Insurance softens hurricane’s blow
CHICAGO — Insured losses from Hurricane Charley could total as much as $10 billion to $14 billion, according to industry estimates released Monday as insurers fielded thousands of claims from hard-hit Florida residents.
Home, auto and commercial insurers sent teams to assess the damage and were taking claims at temporary centers set up at venues ranging from Wal-Marts to the Daytona International Speedway.
Both State Farm Insurance and Allstate Insurance, the nation’s two biggest insurers, are facing steep losses from Charley, which killed at least 17 people and left 25 counties declared federal disaster areas. But the blow will be eased somewhat by the Hurricane Catastrophe Fund which Florida established in the wake of devastating Hurricane Andrew in 1992.
State Farm said its losses would be limited to no more than $200 million because of the Florida fund and reinsurance contracts. Reinsurers provide backup for primary insurance companies, enabling the system to spread risk so it can cover losses from major disasters.
Allstate said it would pay the first $289 million of catastrophic losses in Florida, but the company had not actually estimated losses yet. The nation’s biggest publicly traded insurer said it does not expect the storm to have a material impact on its operating results or financial condition.

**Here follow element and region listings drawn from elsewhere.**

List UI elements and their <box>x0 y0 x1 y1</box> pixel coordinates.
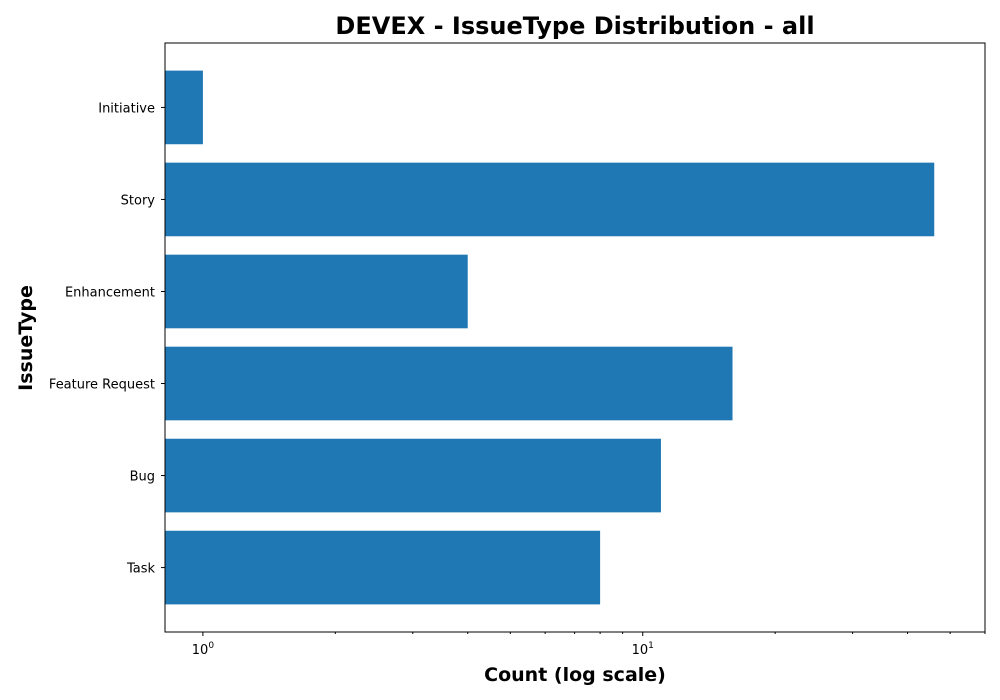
bar-task <box>165 530 601 605</box>
bars-group <box>165 70 935 605</box>
chart-title: DEVEX - IssueType Distribution - all <box>335 12 814 40</box>
bar-story <box>165 162 935 237</box>
x-tick-label: 100 <box>192 641 215 658</box>
y-ticks-group: Initiative Story Enhancement Feature Reques… <box>49 101 165 577</box>
y-tick-label: Story <box>121 193 156 208</box>
plot-frame <box>164 42 986 633</box>
bar-feature-request <box>165 346 733 421</box>
y-axis-label: IssueType <box>15 285 37 391</box>
y-tick-label: Bug <box>130 470 155 485</box>
bar-enhancement <box>165 254 468 329</box>
bar-bug <box>165 438 661 513</box>
x-tick-label: 101 <box>632 641 654 658</box>
y-tick-label: Enhancement <box>65 285 155 300</box>
y-tick-label: Feature Request <box>49 378 155 393</box>
y-tick-label: Task <box>126 562 156 577</box>
bar-initiative <box>165 70 203 145</box>
y-tick-label: Initiative <box>98 101 155 116</box>
x-ticks-group: 100 101 <box>192 632 986 658</box>
x-axis-label: Count (log scale) <box>484 664 666 686</box>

Neither Illinois-based insurer would project the total number of claims expected to be filed.
“There are lots of areas that people haven’t been able to get into yet, so we’re still trying to figure it out,” said spokesman Kip Diggs at State Farm headquarters in Bloomington, Ill. “Our greatest concern is for the safety of the folks down there.”
Munich Re, the world’s largest reinsurer, estimated the total value of damage caused by Hurricane Charley at about $20 billion and put total losses covered by insurance at between $7 billion and $14 billion. Munich Re estimated its own exposure to be in “the low three-digit-million dollar range,” spokesman Florian Woest said.

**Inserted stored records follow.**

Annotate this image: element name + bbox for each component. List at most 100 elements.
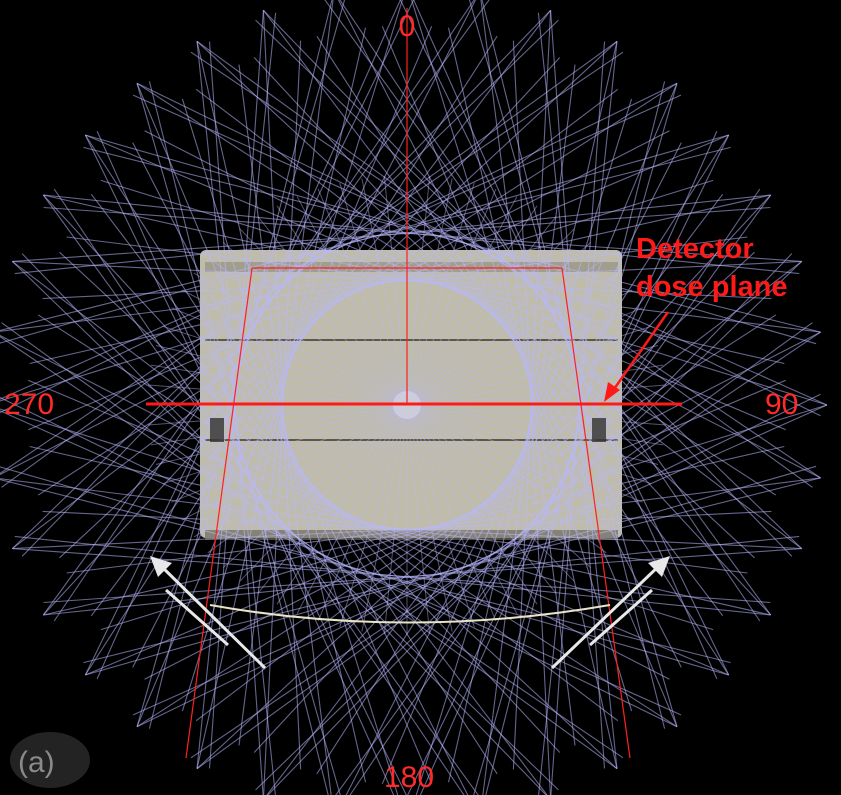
phantom-bottom-band — [205, 530, 618, 540]
radial-ray — [383, 416, 407, 635]
beam-edge-ray — [144, 331, 821, 680]
beam-edge-ray — [337, 0, 682, 668]
beam-edge-ray — [84, 134, 407, 795]
beam-edge-ray — [196, 27, 367, 769]
panel-badge-shape — [10, 732, 90, 788]
beam-edge-ray — [136, 25, 433, 727]
angle-label-270: 270 — [4, 388, 54, 421]
radial-ray — [361, 178, 406, 394]
radial-ray — [383, 175, 407, 394]
beam-edge-ray — [96, 0, 401, 680]
beam-edge-ray — [480, 0, 576, 746]
beam-edge-ray — [447, 41, 618, 783]
beam-edge-ray — [21, 9, 551, 557]
beam-edge-ray — [11, 88, 619, 550]
beam-edge-ray — [0, 179, 714, 402]
right-rotation-arrowhead — [648, 556, 670, 577]
right-oblique-line — [561, 267, 631, 759]
beam-edge-ray — [1, 40, 618, 488]
beam-edge-ray — [0, 410, 682, 716]
left-rotation-arrowhead — [150, 556, 172, 577]
radial-ray — [361, 416, 406, 632]
beam-edge-ray — [0, 134, 729, 344]
beam-edge-ray — [0, 130, 670, 476]
callout-label-line2: dose plane — [636, 271, 788, 303]
beam-edge-ray — [42, 57, 561, 616]
beam-edge-ray — [512, 10, 552, 770]
beam-edge-ray — [316, 134, 730, 775]
rotation-indicator — [150, 556, 670, 670]
beam-edge-ray — [148, 0, 333, 729]
beam-edge-ray — [263, 9, 793, 557]
radial-ray — [407, 175, 431, 394]
beam-edge-ray — [136, 83, 341, 795]
beam-edge-ray — [208, 10, 264, 769]
detector-marker-right — [592, 418, 606, 442]
radial-ray — [415, 412, 607, 554]
beam-edge-ray — [255, 261, 803, 791]
callout-arrowhead — [604, 382, 620, 402]
detector-callout: Detector dose plane — [604, 233, 788, 402]
beam-edge-ray — [53, 0, 475, 622]
beam-edge-ray — [85, 134, 787, 431]
right-rotation-arrow-shaft — [550, 561, 664, 670]
radial-ray — [418, 345, 659, 403]
rotation-arc — [209, 604, 611, 624]
beam-edge-ray — [196, 40, 813, 488]
panel-label: (a) — [18, 746, 55, 779]
beam-edge-ray — [335, 194, 772, 795]
radial-ray — [207, 412, 399, 554]
left-rotation-arrow-shaft — [156, 561, 267, 670]
beam-edge-ray — [196, 40, 755, 559]
callout-arrow-shaft — [610, 311, 670, 393]
beam-edge-ray — [66, 236, 821, 333]
radial-ray — [207, 256, 399, 398]
beam-edge-ray — [12, 548, 771, 604]
phantom-top-band — [205, 262, 618, 272]
radial-ray — [410, 188, 497, 394]
beam-edge-ray — [190, 331, 821, 759]
beam-edge-ray — [262, 9, 724, 617]
beam-edge-ray — [253, 194, 772, 753]
radial-ray — [418, 407, 659, 465]
beam-edge-ray — [136, 82, 777, 496]
beam-edge-ray — [538, 41, 618, 795]
beam-edge-ray — [0, 82, 678, 414]
radial-ray — [410, 416, 497, 622]
beam-edge-ray — [136, 393, 821, 728]
beam-edge-ray — [11, 261, 559, 791]
left-rotation-arrow-tail — [165, 588, 229, 647]
radial-ray — [155, 407, 396, 465]
callout-label-line1: Detector — [636, 233, 754, 265]
beam-edge-ray — [0, 478, 731, 664]
beam-edge-ray — [407, 134, 730, 795]
beam-edge-ray — [85, 465, 817, 676]
beam-edge-ray — [411, 0, 633, 712]
beam-edge-ray — [84, 35, 498, 676]
panel-badge: (a) — [10, 732, 90, 788]
beam-edge-ray — [196, 41, 276, 795]
beam-edge-ray — [473, 83, 678, 795]
beam-edge-ray — [12, 260, 772, 300]
beam-edge-ray — [43, 194, 785, 365]
reference-lines — [185, 8, 631, 759]
detector-markers — [210, 418, 606, 442]
angle-label-90: 90 — [765, 388, 798, 421]
beam-edge-ray — [43, 535, 800, 616]
beam-edge-ray — [339, 0, 761, 622]
radial-ray — [317, 416, 404, 622]
left-oblique-line — [185, 267, 253, 759]
radial-ray — [155, 345, 396, 403]
beam-edge-ray — [263, 40, 302, 795]
beam-edge-ray — [136, 82, 821, 417]
radial-ray — [408, 178, 453, 394]
beam-edge-ray — [42, 194, 479, 795]
angle-label-0: 0 — [399, 10, 416, 43]
beam-edge-ray — [83, 146, 821, 333]
angle-label-180: 180 — [384, 761, 434, 794]
radial-ray — [317, 188, 404, 394]
beam-edge-ray — [43, 206, 802, 262]
radial-ray — [408, 416, 453, 632]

Another estimate was slightly lower. AIR Worldwide Corp., a Boston-based risk modeling company that helps corporations assess catastrophe risk, pegged insured losses at $6 billion to $10 billion.
Both figures are preliminary, with reports of storm damage still being assesses. Another advisory company that gives disaster and catastrophic estimates, Insurance Services Office Inc. of Jersey City, N.J., said at least another week is needed to compile a reliable estimate.
State Farm, Florida’s largest home insurer, has about 23 percent of the residential market in hardest-hit Charlotte County, nearly three times the share of Allstate. The company had received 19,454 homeowners’ claims and 1,552 auto claims as of 3 p.m. Sunday, Diggs said.
Adjusters from both those companies and others were combing the area Monday. State Farm said it had brought in several hundred catastrophe claims representatives and set up six temporary claims processing centers in the affected area — two at Wal-Marts, others at Target and Publix stores and one at the Daytona speedway.